As A Feature, Fedora 14 May Actually Ship On Time

Written by Michael Larabel in Fedora on 30 June 2010 at 06:02 PM EDT. 17 Comments
FEDORA
Red Hat's John Poelstra who is the Program Manager for Fedora and its "feature wrangler" has proposed an interesting feature today for Fedora 14: to actually ship it on time. The goal would be to not only ship Fedora 14 final according to their release schedule, but the alpha and beta releases too.

Red Hat hasn't been able to ship Fedora on-time for a couple years (Poelstra says it's been the past five releases) as it always gets hit by a major delay or two for technical reasons. With Fedora 14, John hopes it will make it out according to their release schedule while not sacrificing quality. "I'm not advocating cutting any corners or lowering our standards. I expect them to remain the same. What I would like to see is more discipline and fortitude about what changes get committed and when. And where necessary, start a tiny bit earlier than we might have in the past."

This proposal for Fedora 14 can be read on John Poelstra's blog.

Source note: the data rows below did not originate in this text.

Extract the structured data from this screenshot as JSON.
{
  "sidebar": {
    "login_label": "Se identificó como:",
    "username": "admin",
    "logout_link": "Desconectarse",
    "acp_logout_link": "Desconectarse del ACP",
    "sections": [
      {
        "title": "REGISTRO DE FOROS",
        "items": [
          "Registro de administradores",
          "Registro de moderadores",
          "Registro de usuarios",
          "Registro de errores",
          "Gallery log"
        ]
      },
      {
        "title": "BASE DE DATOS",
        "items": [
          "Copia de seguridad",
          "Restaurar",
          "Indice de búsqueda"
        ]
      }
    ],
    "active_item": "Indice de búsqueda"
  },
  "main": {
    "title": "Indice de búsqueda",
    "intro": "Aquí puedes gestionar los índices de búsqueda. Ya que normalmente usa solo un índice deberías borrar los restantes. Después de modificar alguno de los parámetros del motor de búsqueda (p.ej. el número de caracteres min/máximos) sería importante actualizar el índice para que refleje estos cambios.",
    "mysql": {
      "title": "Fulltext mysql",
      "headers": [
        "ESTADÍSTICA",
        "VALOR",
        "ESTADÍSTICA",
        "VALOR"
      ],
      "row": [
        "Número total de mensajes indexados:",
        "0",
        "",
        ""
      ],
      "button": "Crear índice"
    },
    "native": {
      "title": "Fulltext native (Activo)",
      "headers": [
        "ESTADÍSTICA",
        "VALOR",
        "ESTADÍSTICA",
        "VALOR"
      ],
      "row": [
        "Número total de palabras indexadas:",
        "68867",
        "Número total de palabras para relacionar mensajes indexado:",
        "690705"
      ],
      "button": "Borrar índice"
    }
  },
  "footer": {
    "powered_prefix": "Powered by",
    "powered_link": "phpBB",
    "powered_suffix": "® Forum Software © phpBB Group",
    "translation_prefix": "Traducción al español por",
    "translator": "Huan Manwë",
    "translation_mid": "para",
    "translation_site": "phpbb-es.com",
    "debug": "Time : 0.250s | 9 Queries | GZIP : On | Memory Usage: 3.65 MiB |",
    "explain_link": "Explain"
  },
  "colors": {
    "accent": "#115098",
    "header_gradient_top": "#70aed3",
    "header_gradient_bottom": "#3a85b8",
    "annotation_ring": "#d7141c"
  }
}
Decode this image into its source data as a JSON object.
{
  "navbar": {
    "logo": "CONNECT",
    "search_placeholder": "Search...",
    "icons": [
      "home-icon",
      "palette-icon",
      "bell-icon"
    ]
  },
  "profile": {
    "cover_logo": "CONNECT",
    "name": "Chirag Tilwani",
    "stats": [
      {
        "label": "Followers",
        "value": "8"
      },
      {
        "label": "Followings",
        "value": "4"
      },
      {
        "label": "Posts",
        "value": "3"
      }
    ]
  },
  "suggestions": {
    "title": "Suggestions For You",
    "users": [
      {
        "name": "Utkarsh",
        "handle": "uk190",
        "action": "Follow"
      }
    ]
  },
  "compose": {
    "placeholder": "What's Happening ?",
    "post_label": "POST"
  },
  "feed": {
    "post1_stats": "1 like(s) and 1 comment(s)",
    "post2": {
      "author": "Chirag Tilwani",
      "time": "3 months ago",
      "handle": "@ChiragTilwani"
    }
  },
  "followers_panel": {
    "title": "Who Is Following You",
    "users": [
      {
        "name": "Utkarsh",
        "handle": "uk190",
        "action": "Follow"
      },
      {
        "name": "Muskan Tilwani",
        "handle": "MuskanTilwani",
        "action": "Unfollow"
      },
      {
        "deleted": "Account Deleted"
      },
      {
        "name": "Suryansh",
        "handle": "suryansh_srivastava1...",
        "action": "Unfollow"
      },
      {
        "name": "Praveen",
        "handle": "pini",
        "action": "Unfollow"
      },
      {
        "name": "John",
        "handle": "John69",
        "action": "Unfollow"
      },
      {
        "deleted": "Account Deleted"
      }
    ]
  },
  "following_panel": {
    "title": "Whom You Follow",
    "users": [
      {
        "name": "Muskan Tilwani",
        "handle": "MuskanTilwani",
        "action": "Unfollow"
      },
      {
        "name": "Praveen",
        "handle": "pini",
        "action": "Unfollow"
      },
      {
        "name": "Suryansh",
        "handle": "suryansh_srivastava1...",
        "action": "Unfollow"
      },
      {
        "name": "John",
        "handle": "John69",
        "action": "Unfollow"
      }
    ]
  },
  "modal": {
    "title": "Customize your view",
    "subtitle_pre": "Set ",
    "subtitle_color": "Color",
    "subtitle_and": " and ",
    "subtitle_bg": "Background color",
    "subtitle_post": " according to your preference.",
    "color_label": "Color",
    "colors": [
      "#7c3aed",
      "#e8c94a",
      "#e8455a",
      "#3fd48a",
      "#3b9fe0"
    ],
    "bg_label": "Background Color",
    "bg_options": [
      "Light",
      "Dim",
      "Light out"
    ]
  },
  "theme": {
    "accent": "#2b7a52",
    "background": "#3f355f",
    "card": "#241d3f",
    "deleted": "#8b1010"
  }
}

Fedora 14 is planned for release on the 26th of October while the alpha release is planned for the 27th of August and the beta release is on the 21st of September. The release candidate on their compose system is supposed to happen on the 12th of October.

Among the other feature proposals for Fedora 14 are replacing SysVint with systemd, support for multi-path installations via Anaconda, MeeGo Netbook UX 1.0 experience support, using LZMA compression for the Fedora Live spins, and providing an easy-to-use IPMI server management utility.

It would be good to see Fedora release on schedule again as in the old "Fedora Core" days where there were many "Test" releases each cycle they managed to usually be on time but as of late their track record has been sloppy even as they cut down the number of development releases.